Eine wichtige Rolle für das Zustandekommen und der Chronifizierung der kutanen LE-Symptome ist vermutlich in der „entzündlichen” Lokalantwort zu sehen. Aktivierte Keratinozyten sind potente Produzenten von Chemokinen und Zytokinen [37]. Diese wiederum wirken auf Nachbarzellen (z. B. professionelle APC), aber auch chemotaktisch dahin [33]
[38], vermehrt Blutleukozyten in die oberen Hautschichten zu dirigieren.
Mit unserer Arbeit wollten wir die Frage beantworten, ob Keratinozyten von LE-Patienten im Vergleich zu Normalkeratinozyten ein anderes proinflammatorisches Verhalten zeigen. Hierfür haben wir Keratinozyten aus epidermalen Stammzellen der äußeren Haarwurzelscheide [39] isoliert ([Abb. 1]). Wir haben also Patientenzellen untersucht, die aus nicht-läsionaler Haut stammen. Die bisherigen Ergebnisse dieser Untersuchungen sind in [Tab. 1] aufgeführt. Wir konnten an isolierten Hautzellen zeigen, dass Keratinozyten von LE-Patienten in einer „Entzündungsumgebung” vermehrt in den apoptotischen Zelltod gehen. Weiterhin produzieren diese Zellen auch basal größere Mengen von pro-inflammatorischen Mediatoren und scheinen sich in einem selbstverstärkenden Rückkopplungskreislauf gegenseitig zu aktivieren. Problematisch in dieser Situation erscheint die verminderte Produktion von Botenstoffen, die einen vermehrten Zelltod verhindern [40] wie u. a. IL-12 ([Abb. 2]). Unsere bisherigen Ergebnisse unterstützen die Annahme, dass Keratinozyten eine durchaus aktive Rolle bei der Krankheitsentstehung und -aufrechterhaltung des LE spielen.
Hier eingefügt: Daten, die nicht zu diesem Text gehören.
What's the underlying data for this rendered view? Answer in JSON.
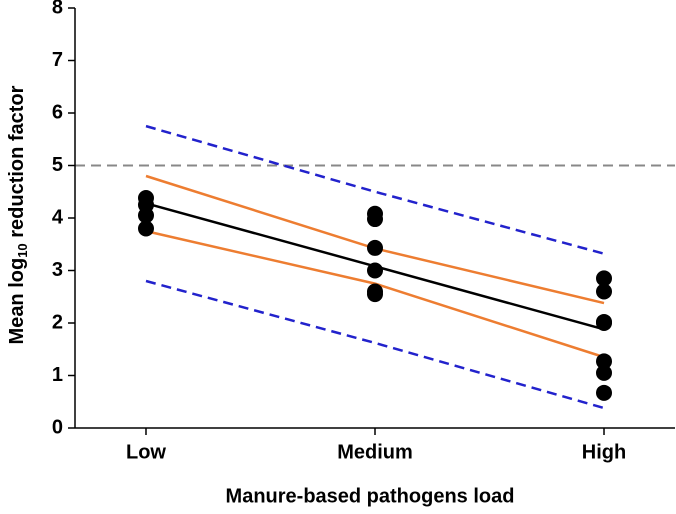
{
  "chart_data": {
    "type": "scatter",
    "xlabel": "Manure-based pathogens load",
    "ylabel": {
      "main": "Mean log",
      "sub": "10",
      "rest": " reduction factor"
    },
    "xlim": [
      0.69,
      3.31
    ],
    "xticks": [
      {
        "value": 1,
        "label": "Low"
      },
      {
        "value": 2,
        "label": "Medium"
      },
      {
        "value": 3,
        "label": "High"
      }
    ],
    "ylim": [
      0,
      8
    ],
    "yticks": [
      0,
      1,
      2,
      3,
      4,
      5,
      6,
      7,
      8
    ],
    "points": {
      "color": "#000000",
      "x": [
        1,
        1,
        1,
        1,
        2,
        2,
        2,
        2,
        2,
        2,
        3,
        3,
        3,
        3,
        3,
        3,
        3
      ],
      "values": [
        4.38,
        4.25,
        4.05,
        3.8,
        4.08,
        3.98,
        3.43,
        3.0,
        2.6,
        2.55,
        2.85,
        2.6,
        2.02,
        2.0,
        1.27,
        1.05,
        0.67
      ]
    },
    "lines": [
      {
        "color": "#2222cc",
        "dashed": true,
        "x": [
          1,
          2,
          3
        ],
        "values": [
          5.75,
          4.5,
          3.32
        ]
      },
      {
        "color": "#2222cc",
        "dashed": true,
        "x": [
          1,
          2,
          3
        ],
        "values": [
          2.8,
          1.62,
          0.38
        ]
      },
      {
        "color": "#ed7d31",
        "dashed": false,
        "x": [
          1,
          2,
          3
        ],
        "values": [
          4.8,
          3.42,
          2.38
        ]
      },
      {
        "color": "#ed7d31",
        "dashed": false,
        "x": [
          1,
          2,
          3
        ],
        "values": [
          3.75,
          2.75,
          1.35
        ]
      },
      {
        "color": "#000000",
        "dashed": false,
        "x": [
          1,
          2,
          3
        ],
        "values": [
          4.28,
          3.08,
          1.88
        ]
      }
    ],
    "reference_line": {
      "value": 5,
      "color": "#888888"
    }
  }
}
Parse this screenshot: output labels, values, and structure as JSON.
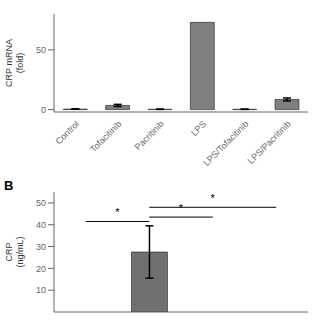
{
  "chart_data": [
    {
      "type": "bar",
      "categories": [
        "Control",
        "Tofacitinib",
        "Pacritinib",
        "LPS",
        "LPS/Tofacitinib",
        "LPS/Pacritinib"
      ],
      "values": [
        0.5,
        3.5,
        0.3,
        73.0,
        0.3,
        8.5
      ],
      "errors": [
        0.15,
        0.9,
        0.1,
        0.0,
        0.1,
        1.2
      ],
      "color": "#808080",
      "ylabel": "CRP mRNA\n(fold)",
      "ylim": [
        -2,
        80
      ],
      "yticks": [
        0,
        50
      ]
    },
    {
      "type": "bar",
      "title": "B",
      "categories": [
        null,
        null,
        null,
        null
      ],
      "values": [
        null,
        27.5,
        null,
        null
      ],
      "errors": [
        null,
        12.0,
        null,
        null
      ],
      "color": "#707070",
      "ylabel": "CRP\n(ng/mL)",
      "ylim": [
        0,
        55
      ],
      "yticks": [
        10,
        20,
        30,
        40,
        50
      ],
      "tick_labels": "y",
      "annotations": [
        {
          "x1": 0,
          "x2": 1,
          "y": 41.5,
          "label": "*"
        },
        {
          "x1": 1,
          "x2": 2,
          "y": 43.5,
          "label": "*"
        },
        {
          "x1": 1,
          "x2": 3,
          "y": 48.0,
          "label": "*"
        }
      ]
    }
  ]
}
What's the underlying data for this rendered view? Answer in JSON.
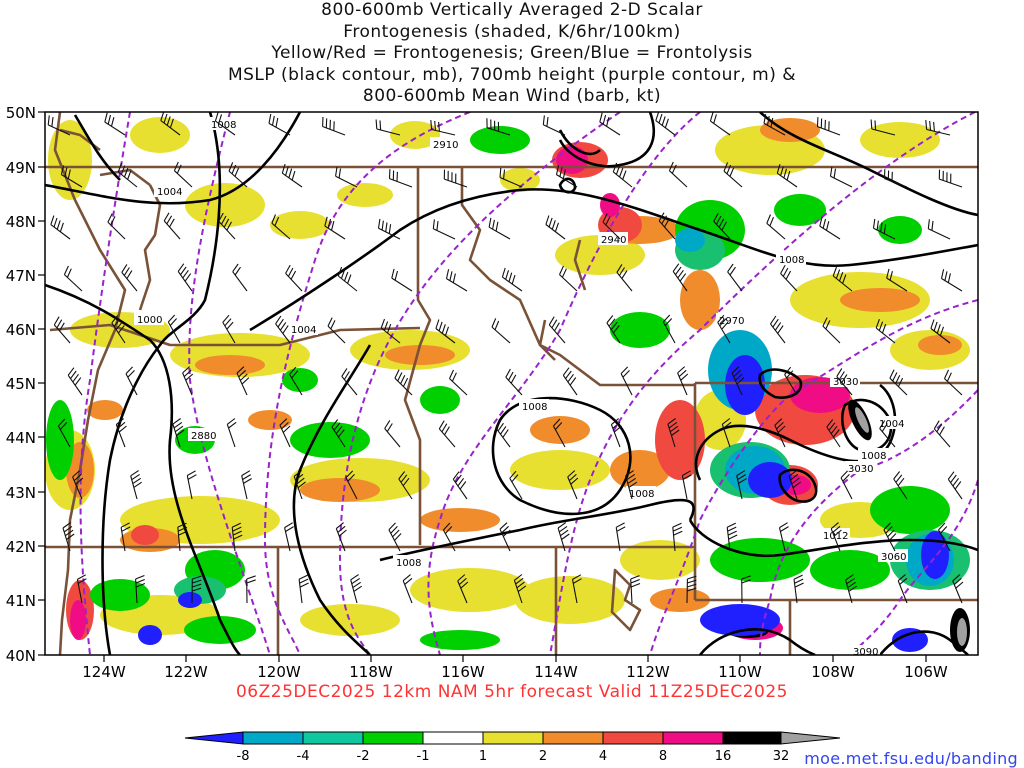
{
  "title": {
    "lines": [
      "800-600mb Vertically Averaged 2-D Scalar",
      "Frontogenesis (shaded, K/6hr/100km)",
      "Yellow/Red = Frontogenesis;  Green/Blue = Frontolysis",
      "MSLP (black contour, mb), 700mb height (purple contour, m) &",
      "800-600mb Mean Wind (barb, kt)"
    ]
  },
  "axes": {
    "lat_labels": [
      "50N",
      "49N",
      "48N",
      "47N",
      "46N",
      "45N",
      "44N",
      "43N",
      "42N",
      "41N",
      "40N"
    ],
    "lon_labels": [
      "124W",
      "122W",
      "120W",
      "118W",
      "116W",
      "114W",
      "112W",
      "110W",
      "108W",
      "106W"
    ],
    "lat_range": [
      40,
      50
    ],
    "lon_range": [
      -125.1,
      -104.8
    ]
  },
  "contour_labels": {
    "mslp": [
      "1008",
      "1004",
      "1000",
      "1004",
      "1008",
      "1008",
      "1008",
      "1004",
      "1008",
      "1012",
      "1008"
    ],
    "height": [
      "2910",
      "2940",
      "2970",
      "2880",
      "3030",
      "3030",
      "3060",
      "3090"
    ]
  },
  "colorbar": {
    "tick_labels": [
      "-8",
      "-4",
      "-2",
      "-1",
      "1",
      "2",
      "4",
      "8",
      "16",
      "32"
    ],
    "colors": [
      "#2020ff",
      "#00a8c8",
      "#10c8a0",
      "#18c070",
      "#00d000",
      "#ffffff",
      "#e8e030",
      "#f08c2c",
      "#f04a40",
      "#f00c84",
      "#000000",
      "#a0a0a0"
    ]
  },
  "footer": {
    "run_info": "06Z25DEC2025 12km NAM 5hr forecast Valid 11Z25DEC2025",
    "credit": "moe.met.fsu.edu/banding"
  }
}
Abb. 1 Patientenbezogene Keratinozyten werden gewonnen, indem sie aus epidermalen Stammzellen der äußeren Haarwurzelscheide angezüchtet werden.
Abb. 2 Beitrag von Keratinozyten an der Pathogenese des LE. Von außen einwirkendes UV-Licht oder pro-entzündliche Botenstoffe führen dazu, dass Hautzellen von LE-Patienten ebenfalls vermehrt proinflammatorische Botenstoffe freisetzen, die wiederum auf andere Keratinozyten wirken. Gleichzeitig bleibt die Produktion von schützenden Mediatoren aus. Unter diesem Einfluss sterben die Zellen vermehrt. Es kommt neben der Produktion von entzündungsfördernden Botenstoffen auch zum Transport von „Autoantigenen” (hier beispielhaft Ro dargestellt) an die Zelloberfläche, wo sie durch das Immunsystem erkannt werden können.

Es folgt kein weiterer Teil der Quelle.